Bilimsel değerinin yanı sıra çalışma, büyük ölçüde merhum bir meslektaşının yardımsever desteği sayesinde Glixman için büyük bir kişisel öneme sahipti.Böyle bir meslektaşımız, Cornell Üniversitesi'nde akışkanlar mekaniği profesörü olan ve geçen yıl ölen Paul Steen'di.Birkaç yıl önce Steen, Glicksman'a uzay mekiği akışkanlar mekaniğini ve malzeme araştırmasını kullanarak mikro yerçekimindeki malzemeler üzerine yaptığı araştırmada yardımcı oldu.Springer Nature, Microgravity'nin Kasım sayısını Steen'e adadı ve onun onuruna çalışma hakkında bilimsel bir makale yazması için Gliksman ile temasa geçti.
"Bu beni Paul'ün özellikle takdir edeceği ilginç bir şeyi bir araya getirmeye yöneltti.Elbette bu araştırma makalesinin pek çok okuyucusu Paul'ün katkıda bulunduğu alanla, yani arayüz termodinamiğiyle de ilgileniyor" dedi Gliksman.
Gliksman'a makaleyi yazması için ilham veren bir diğer meslektaşı da Mart 2020'de ölen Florida Teknoloji Enstitüsü'nde matematik profesörü, bölüm başkanı ve akademik işlerden sorumlu başkan yardımcısı Semyon Köksal'dı. Gliksman, onu nazik, zeki ve keyif veren bir insan olarak tanımladı. matematiksel bilgisini araştırmasına uygulamasına yardım ettiğini belirterek konuştu.
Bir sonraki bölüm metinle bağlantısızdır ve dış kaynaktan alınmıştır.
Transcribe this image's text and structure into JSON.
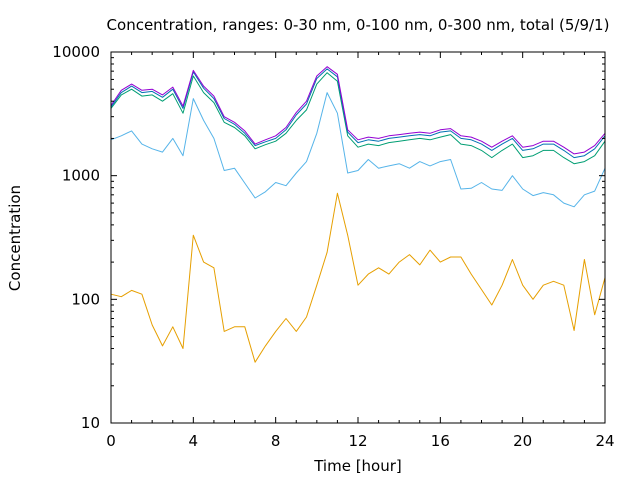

“O ve ben iyi arkadaştık ve işimle çok ilgileniyordu.Eğriliğin neden olduğu ısı akışını açıklamak için diferansiyel denklemleri formüle ederken Semyon bana yardımcı oldu" dedi Gliksman."Denklemlerimi ve onları nasıl formüle edeceğimi, sınırlamalarını vb. tartışmak için çok zaman harcadık. Danıştığım tek kişi oydu ve matematik teorisini formüle etmede ve bunu doğru anlamamda bana çok yardımcı oldu."
Daha fazla bilgi: Martin E. Gliksman ve diğerleri, Arayüzey termokimyasal potansiyelinin Yüzey Laplace'ı: katı-sıvı modunun oluşumundaki rolü, npj Microgravity (2021).DOI: 10.1038/s41526-021-00168-2
Bir yazım hatası veya yanlışlıkla karşılaşırsanız veya bu sayfanın içeriğini düzenlemek için bir istek göndermek isterseniz lütfen bu formu kullanın.Genel sorularınız için lütfen iletişim formumuzu kullanın.Genel geri bildirim için lütfen aşağıdaki genel yorum bölümünü kullanın (öneriler lütfen).
Görüşleriniz bizim için çok önemlidir.Ancak mesajların yoğunluğu nedeniyle bireysel yanıtları garanti edemiyoruz.
E-posta adresiniz yalnızca alıcıların e-postayı kimin gönderdiğini bilmesini sağlamak için kullanılır.Ne sizin adresiniz ne de alıcının adresi başka hiçbir amaçla kullanılmayacaktır.Girdiğiniz bilgiler e-postanızda görünecek ve Phys.org tarafından hiçbir şekilde saklanmayacaktır.
Haftalık ve/veya günlük güncellemeleri gelen kutunuza alın.İstediğiniz zaman aboneliğinizi iptal edebilirsiniz; verilerinizi asla üçüncü taraflarla paylaşmayacağız.
Bu web sitesi, gezinmeyi kolaylaştırmak, hizmetlerimizi kullanımınızı analiz etmek, reklamları kişiselleştirmek için veri toplamak ve üçüncü taraflardan içerik sağlamak için çerezleri kullanır.Web sitemizi kullanarak Gizlilik Politikamızı ve Kullanım Koşullarımızı okuyup anladığınızı kabul etmiş olursunuz.